What utter poppycock.

This man is not in jail because he is poor. He is not in jail because he is homeless. He is in jail because there is probable cause to believe that he broke the law. This public defender would have the judge believe that because he is poor, he will have to be “warehoused.” The judge knows better.

Let’s look at the facts. Assume that this poor defendant does not have access to $1,000. So, in order to secure his release from jail he needs to retain the services of a bail bond agent. In Broward County, Florida a licensed bail agent charges $150 to post a $1,000 bond. There are many, many hungry bail bond agents in Broward County, each eager to make a living and serve the public and the courts. Many of these bail agents would happily post this $1,000 bail bond in exchange for $150 and at least one stable, credit worthy, resident of Broward County who is willing to come forward and vouch for this guy and guarantee that he will appear in court. Many bail agents in Broward County, Florida will even allow family members or friends of the defendant to make payments towards the $150 if the bond is good.

What makes the bail bond good? One thing only: the defendant’s appearance in court at the proceeding for which the bond was written. How can a bail agent be confident that a defendant will appear? Usually by requiring that friends and family members of the defendant come forward and vouch for him. Typically, on a thousand dollar bond the bail agent would require only that family members sign to guarantee that they can have their relative appear in court. They don’t pay anything other than the $150, which, again, they can often make in installments. They simply agree to reimburse the bail agent the amount of the bail bond he posted — in this case, $1,000 — if the defendant flees and cannot be located by the bail agent.

So what happens when a defendant is charged with a crime and no one — not a single person in the world — is willing to vouch for him? What happens when his family members no longer trust him and he doesn’t have a single stable friend, employer, co-corker or even a trustworthy acquaintance? Probably, in such tragic cases there is nothing that can reasonably assure his appearance in court other than keeping him in jail. Homelessness, alcoholism and drug addiction are all big problems, often intertwined. But make no mistake, this poor man is not in jail because he is homeless. He is jail because he is charged with committing a crime and no one in his life thinks that he is a good bet to appear in court to face justice on the criminal charges filed against him.

There are alternatives. We could just give homeless people a pass — simply exempt them from being charged with a crime so that they don’t become “warehoused.” Or we could cite them instead of arresting them for a crime — which some cities are now doing more and more. Of course, when he fails to appear for his court case, a warrant is issued for  his arrest.

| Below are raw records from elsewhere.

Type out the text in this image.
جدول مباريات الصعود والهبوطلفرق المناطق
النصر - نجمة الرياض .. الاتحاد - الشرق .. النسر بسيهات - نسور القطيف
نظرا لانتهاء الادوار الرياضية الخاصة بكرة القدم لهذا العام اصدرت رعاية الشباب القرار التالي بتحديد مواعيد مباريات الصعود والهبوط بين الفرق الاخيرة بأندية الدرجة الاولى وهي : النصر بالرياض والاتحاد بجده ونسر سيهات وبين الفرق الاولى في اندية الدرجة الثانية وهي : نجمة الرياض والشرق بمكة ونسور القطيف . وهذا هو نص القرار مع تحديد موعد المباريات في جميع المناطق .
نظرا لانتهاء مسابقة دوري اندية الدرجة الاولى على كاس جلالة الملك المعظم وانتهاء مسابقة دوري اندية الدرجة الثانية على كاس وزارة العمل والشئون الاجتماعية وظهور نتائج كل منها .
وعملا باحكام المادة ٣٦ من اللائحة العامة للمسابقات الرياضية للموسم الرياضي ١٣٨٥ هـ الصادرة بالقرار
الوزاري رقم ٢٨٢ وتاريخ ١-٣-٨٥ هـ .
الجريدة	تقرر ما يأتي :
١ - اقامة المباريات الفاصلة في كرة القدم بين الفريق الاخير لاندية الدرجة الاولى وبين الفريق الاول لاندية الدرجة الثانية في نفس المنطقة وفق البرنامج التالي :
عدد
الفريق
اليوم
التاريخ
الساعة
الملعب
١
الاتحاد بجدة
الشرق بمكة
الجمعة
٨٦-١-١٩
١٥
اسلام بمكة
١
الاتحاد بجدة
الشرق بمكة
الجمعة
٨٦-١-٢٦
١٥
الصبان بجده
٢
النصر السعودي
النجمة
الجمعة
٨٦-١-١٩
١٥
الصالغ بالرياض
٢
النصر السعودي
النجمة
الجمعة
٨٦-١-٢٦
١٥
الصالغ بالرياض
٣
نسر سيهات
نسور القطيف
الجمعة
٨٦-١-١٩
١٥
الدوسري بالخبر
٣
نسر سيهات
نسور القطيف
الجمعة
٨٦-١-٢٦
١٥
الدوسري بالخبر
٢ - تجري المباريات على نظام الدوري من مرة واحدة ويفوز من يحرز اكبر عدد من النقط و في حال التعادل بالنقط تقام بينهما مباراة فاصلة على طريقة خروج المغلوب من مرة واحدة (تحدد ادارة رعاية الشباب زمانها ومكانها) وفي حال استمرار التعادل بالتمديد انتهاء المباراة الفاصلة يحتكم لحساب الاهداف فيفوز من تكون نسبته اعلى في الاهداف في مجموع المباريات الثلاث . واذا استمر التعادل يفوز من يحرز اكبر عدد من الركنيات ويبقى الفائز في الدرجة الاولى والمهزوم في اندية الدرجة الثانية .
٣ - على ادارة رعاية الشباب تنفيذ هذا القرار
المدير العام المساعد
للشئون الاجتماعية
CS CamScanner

Advocates of publicly funded pretrial release programs would have us believe that poor, innocent people are languishing in jail — warehoused — simply due to their inability to post bail. Don’t you believe it. A bail bond agent is standing by ready to serve. He or she needs only a family member, friend, co-worker, employer, or trustworthy acquaintance who is willing to assist. That’s how bail works, and why bail works. The friends and family of the defendant and the bail agent have a vested financial interest in the appearance of the accused.